A logical re-conception of neural networks: Hamiltonian bitwise part-whole architecture Download PDF

24 Mar 2023AAAI 2023 Spring Symposium Series EDGeS SubmissionReaders: Everyone
Keywords: neurosymbolic, Hamiltonian, part-whole, computational complexity cost, rich representations
TL;DR: Despite current AIs' extravagant computational expense, they produce surprising errors, that are poorly understood; HNet is a novel formal system that builds rich symbolic representations (such as part-whole) at radically low computational cost.

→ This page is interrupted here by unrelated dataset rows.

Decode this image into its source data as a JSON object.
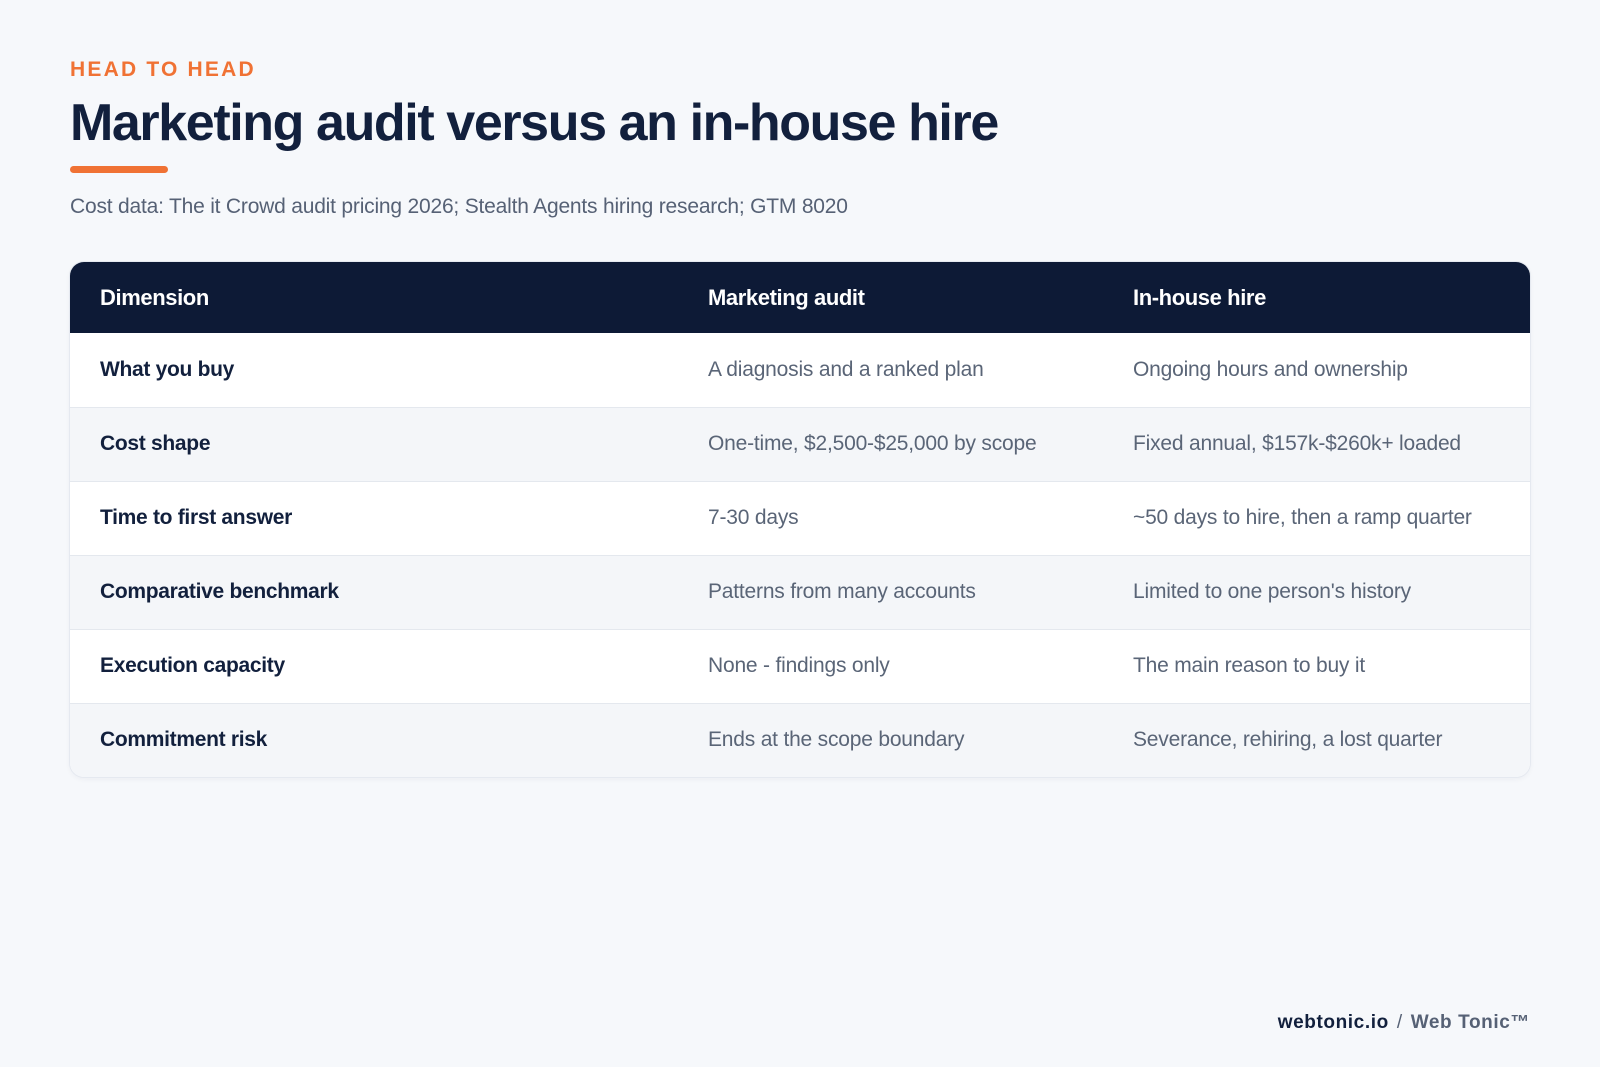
{
  "header": {
    "eyebrow": "HEAD TO HEAD",
    "title": "Marketing audit versus an in-house hire",
    "subtitle": "Cost data: The it Crowd audit pricing 2026; Stealth Agents hiring research; GTM 8020",
    "accent_color": "#f07234"
  },
  "table": {
    "columns": [
      "Dimension",
      "Marketing audit",
      "In-house hire"
    ],
    "rows": [
      {
        "dimension": "What you buy",
        "audit": "A diagnosis and a ranked plan",
        "hire": "Ongoing hours and ownership"
      },
      {
        "dimension": "Cost shape",
        "audit": "One-time, $2,500-$25,000 by scope",
        "hire": "Fixed annual, $157k-$260k+ loaded"
      },
      {
        "dimension": "Time to first answer",
        "audit": "7-30 days",
        "hire": "~50 days to hire, then a ramp quarter"
      },
      {
        "dimension": "Comparative benchmark",
        "audit": "Patterns from many accounts",
        "hire": "Limited to one person's history"
      },
      {
        "dimension": "Execution capacity",
        "audit": "None - findings only",
        "hire": "The main reason to buy it"
      },
      {
        "dimension": "Commitment risk",
        "audit": "Ends at the scope boundary",
        "hire": "Severance, rehiring, a lost quarter"
      }
    ],
    "header_color": "#0d1a36"
  },
  "footer": {
    "domain": "webtonic.io",
    "separator": "/",
    "brand": "Web Tonic™"
  }
}
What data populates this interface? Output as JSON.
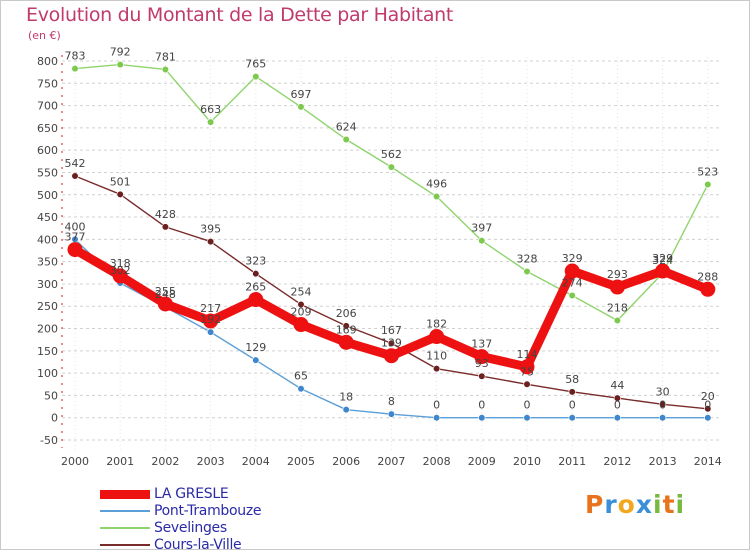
{
  "chart_data": {
    "type": "line",
    "title": "Evolution du Montant de la Dette par Habitant",
    "ylabel": "(en €)",
    "xlabel": "",
    "x": [
      "2000",
      "2001",
      "2002",
      "2003",
      "2004",
      "2005",
      "2006",
      "2007",
      "2008",
      "2009",
      "2010",
      "2011",
      "2012",
      "2013",
      "2014"
    ],
    "ylim": [
      -50,
      800
    ],
    "yticks": [
      -50,
      0,
      50,
      100,
      150,
      200,
      250,
      300,
      350,
      400,
      450,
      500,
      550,
      600,
      650,
      700,
      750,
      800
    ],
    "grid": "horizontal dashed",
    "legend_position": "bottom-left",
    "series": [
      {
        "name": "Sevelinges",
        "color": "#8fd46c",
        "marker": "#7cc94e",
        "values": [
          783,
          792,
          781,
          663,
          765,
          697,
          624,
          562,
          496,
          397,
          328,
          274,
          218,
          324,
          523
        ]
      },
      {
        "name": "Cours-la-Ville",
        "color": "#7a2b2b",
        "marker": "#6b1f1f",
        "values": [
          542,
          501,
          428,
          395,
          323,
          254,
          206,
          167,
          110,
          93,
          75,
          58,
          44,
          30,
          20
        ]
      },
      {
        "name": "Pont-Trambouze",
        "color": "#5b9fd8",
        "marker": "#3f86cc",
        "values": [
          400,
          302,
          248,
          192,
          129,
          65,
          18,
          8,
          0,
          0,
          0,
          0,
          0,
          0,
          0
        ]
      },
      {
        "name": "LA GRESLE",
        "color": "#ee1111",
        "marker": "#dd0000",
        "values": [
          377,
          318,
          255,
          217,
          265,
          209,
          169,
          139,
          182,
          137,
          114,
          329,
          293,
          329,
          288
        ]
      }
    ],
    "data_labels": {
      "Sevelinges": [
        "783",
        "792",
        "781",
        "663",
        "765",
        "697",
        "624",
        "562",
        "496",
        "397",
        "328",
        "274",
        "218",
        "324",
        "523"
      ],
      "Cours-la-Ville": [
        "542",
        "501",
        "428",
        "395",
        "323",
        "254",
        "206",
        "167",
        "110",
        "93",
        "75",
        "58",
        "44",
        "30",
        "20"
      ],
      "Pont-Trambouze": [
        "400",
        "302",
        "248",
        "192",
        "129",
        "65",
        "18",
        "8",
        "0",
        "0",
        "0",
        "0",
        "0",
        "0",
        "0"
      ],
      "LA GRESLE": [
        "377",
        "318",
        "255",
        "217",
        "265",
        "209",
        "169",
        "139",
        "182",
        "137",
        "114",
        "329",
        "293",
        "329",
        "288"
      ]
    }
  },
  "legend": {
    "items": [
      {
        "label": "LA GRESLE",
        "color": "#ee1111",
        "thickness": 9
      },
      {
        "label": "Pont-Trambouze",
        "color": "#5b9fd8",
        "thickness": 2
      },
      {
        "label": "Sevelinges",
        "color": "#8fd46c",
        "thickness": 2
      },
      {
        "label": "Cours-la-Ville",
        "color": "#7a2b2b",
        "thickness": 2
      }
    ]
  },
  "logo": {
    "letters": [
      "P",
      "r",
      "o",
      "x",
      "i",
      "t",
      "i"
    ],
    "colors": [
      "#e8731c",
      "#3a8fd9",
      "#f2a81e",
      "#3a8fd9",
      "#7ab940",
      "#e8731c",
      "#7ab940"
    ]
  }
}
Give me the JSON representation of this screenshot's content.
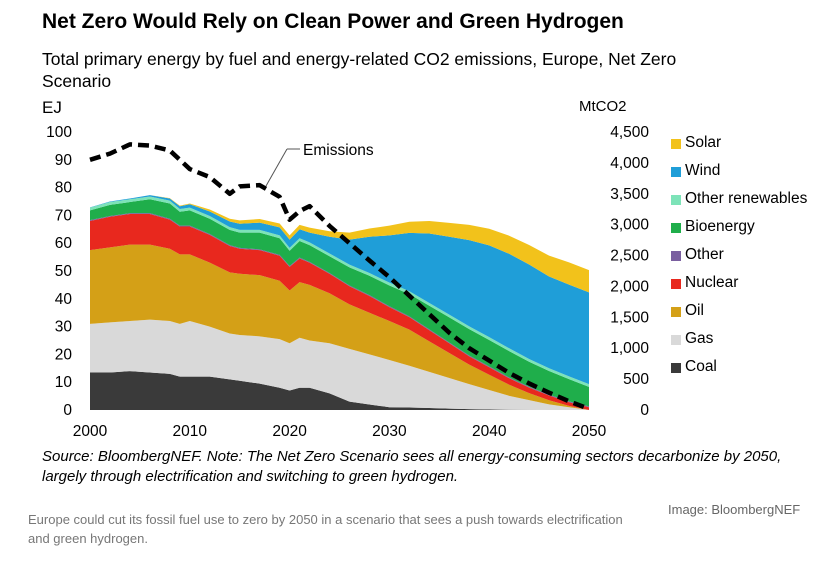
{
  "title": "Net Zero Would Rely on Clean Power and Green Hydrogen",
  "subtitle": "Total primary energy by fuel and energy-related  CO2 emissions, Europe, Net Zero Scenario",
  "source": "Source: BloombergNEF. Note: The Net Zero Scenario sees all energy-consuming sectors decarbonize by 2050, largely through electrification and switching to green hydrogen.",
  "image_credit": "Image: BloombergNEF",
  "caption": "Europe could cut its fossil fuel use to zero by 2050 in a scenario that sees a push towards electrification and green hydrogen.",
  "chart_data": {
    "type": "area",
    "stacked": true,
    "ylabel": "EJ",
    "y2label": "MtCO2",
    "ylim": [
      0,
      100
    ],
    "y2lim": [
      0,
      4500
    ],
    "xlim": [
      2000,
      2050
    ],
    "yticks": [
      "0",
      "10",
      "20",
      "30",
      "40",
      "50",
      "60",
      "70",
      "80",
      "90",
      "100"
    ],
    "y2ticks": [
      "0",
      "500",
      "1,000",
      "1,500",
      "2,000",
      "2,500",
      "3,000",
      "3,500",
      "4,000",
      "4,500"
    ],
    "xticks": [
      "2000",
      "2010",
      "2020",
      "2030",
      "2040",
      "2050"
    ],
    "x": [
      2000,
      2002,
      2004,
      2006,
      2008,
      2009,
      2010,
      2012,
      2014,
      2015,
      2017,
      2019,
      2020,
      2021,
      2022,
      2024,
      2026,
      2028,
      2030,
      2032,
      2034,
      2036,
      2038,
      2040,
      2042,
      2044,
      2046,
      2048,
      2050
    ],
    "series": [
      {
        "name": "Coal",
        "color": "#3a3a3a",
        "values": [
          13.5,
          13.5,
          14,
          13.5,
          13,
          12,
          12,
          12,
          11,
          10.5,
          9.5,
          8,
          7,
          8,
          8,
          6,
          3,
          2,
          1,
          0.9,
          0.7,
          0.5,
          0.3,
          0.2,
          0.1,
          0.05,
          0.02,
          0,
          0
        ]
      },
      {
        "name": "Gas",
        "color": "#d9d9d9",
        "values": [
          17.5,
          18,
          18,
          19,
          19,
          19,
          20,
          18,
          16.5,
          16.5,
          17,
          17.5,
          17,
          18,
          17,
          18,
          19,
          18,
          17,
          15,
          13,
          11,
          9,
          7,
          5,
          3.5,
          2,
          1,
          0
        ]
      },
      {
        "name": "Oil",
        "color": "#d4a017",
        "values": [
          26.5,
          27,
          27.5,
          27,
          26,
          25,
          24,
          23,
          22,
          22,
          22,
          21,
          19,
          20,
          20,
          18,
          16,
          15,
          14,
          13,
          11,
          9,
          7,
          5.5,
          4,
          2.5,
          1.5,
          0.5,
          0
        ]
      },
      {
        "name": "Nuclear",
        "color": "#e8281e",
        "values": [
          10.5,
          11,
          11,
          11,
          10.5,
          10,
          10,
          10,
          9.5,
          9,
          9,
          9,
          8.5,
          8.5,
          8,
          7,
          6.5,
          6,
          5,
          4.5,
          4,
          3.5,
          3,
          2.7,
          2.3,
          2,
          1.7,
          1.3,
          1
        ]
      },
      {
        "name": "Other",
        "color": "#7a5fa0",
        "values": [
          0.3,
          0.3,
          0.3,
          0.3,
          0.3,
          0.3,
          0.3,
          0.3,
          0.3,
          0.3,
          0.3,
          0.3,
          0.3,
          0.3,
          0.3,
          0.3,
          0.3,
          0.3,
          0.3,
          0.3,
          0.3,
          0.3,
          0.3,
          0.3,
          0.3,
          0.3,
          0.3,
          0.3,
          0.3
        ]
      },
      {
        "name": "Bioenergy",
        "color": "#1fae4b",
        "values": [
          3.5,
          4,
          4,
          5,
          5.5,
          5,
          5.5,
          5.5,
          5.5,
          5.5,
          6,
          6,
          5.5,
          6,
          6,
          6,
          6.5,
          7,
          7.5,
          8,
          8.5,
          9,
          9.5,
          9.5,
          9.5,
          9,
          8.5,
          8,
          7
        ]
      },
      {
        "name": "Other renewables",
        "color": "#7de3b8",
        "values": [
          1,
          1,
          1,
          1,
          1,
          1,
          1,
          1,
          1,
          1,
          1,
          1,
          1,
          1,
          1,
          1,
          1,
          1,
          1,
          1,
          1,
          1,
          1,
          1,
          1,
          1,
          1,
          1,
          1
        ]
      },
      {
        "name": "Wind",
        "color": "#1f9ed8",
        "values": [
          0.1,
          0.2,
          0.3,
          0.5,
          0.8,
          1,
          1.2,
          1.6,
          2,
          2.2,
          2.6,
          2.9,
          3,
          3.2,
          3.5,
          6,
          9,
          13,
          17,
          21,
          25,
          28,
          31,
          33,
          34,
          34,
          33,
          33,
          33
        ]
      },
      {
        "name": "Solar",
        "color": "#f2c21b",
        "values": [
          0,
          0,
          0,
          0,
          0.1,
          0.2,
          0.3,
          0.7,
          1,
          1.2,
          1.3,
          1.4,
          1.5,
          1.6,
          1.8,
          2,
          2.5,
          3,
          3.5,
          4,
          4.5,
          5,
          5.5,
          6,
          6.5,
          7,
          7.5,
          8,
          8
        ]
      }
    ],
    "emissions": {
      "name": "Emissions",
      "x": [
        2000,
        2002,
        2004,
        2006,
        2008,
        2009,
        2010,
        2012,
        2014,
        2015,
        2017,
        2019,
        2020,
        2021,
        2022,
        2024,
        2026,
        2028,
        2030,
        2032,
        2034,
        2036,
        2038,
        2040,
        2042,
        2044,
        2046,
        2048,
        2050
      ],
      "values": [
        4050,
        4150,
        4300,
        4280,
        4200,
        4050,
        3900,
        3770,
        3500,
        3620,
        3640,
        3450,
        3080,
        3220,
        3300,
        2980,
        2700,
        2420,
        2150,
        1850,
        1550,
        1250,
        1000,
        800,
        600,
        430,
        280,
        140,
        20
      ]
    },
    "grid": false,
    "legend_position": "right"
  }
}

Abstract: We introduce a simple initial working system in which relations (such as part-whole) are directly represented via an architecture with operating and learning rules fundamentally distinct from standard artificial neural network methods. Arbitrary data are straightforwardly encoded as graphs whose edges correspond to codes from a small fixed primitive set of elemental pairwise relations, such that simple relational encoding is not an add-on, but occurs intrinsically within the most basic components of the system. A novel graph-Hamiltonian operator calculates energies among these encodings, with ground states denoting simultaneous satisfaction of all relation constraints among graph vertices. The method solely uses radically low-precision arithmetic; computational cost is correspondingly low, and scales linearly with the number of edges in the data. The resulting unconventional architecture can process standard ANN examples, but also produces representations that exhibit characteristics of symbolic computation. Specifically, the method identifies simple logical relational structures in these data (part-of; next-to), building hierarchical representations that enable abductive inferential steps generating relational position-based encodings, rather than solely statistical representations. Notably, an equivalent set of ANN operations are derived, identifying a special case of embedded vector encodings that may constitute a useful approach to current work in higher-level semantic representation. The very simple current state of the implemented system invites additional tools and improvements.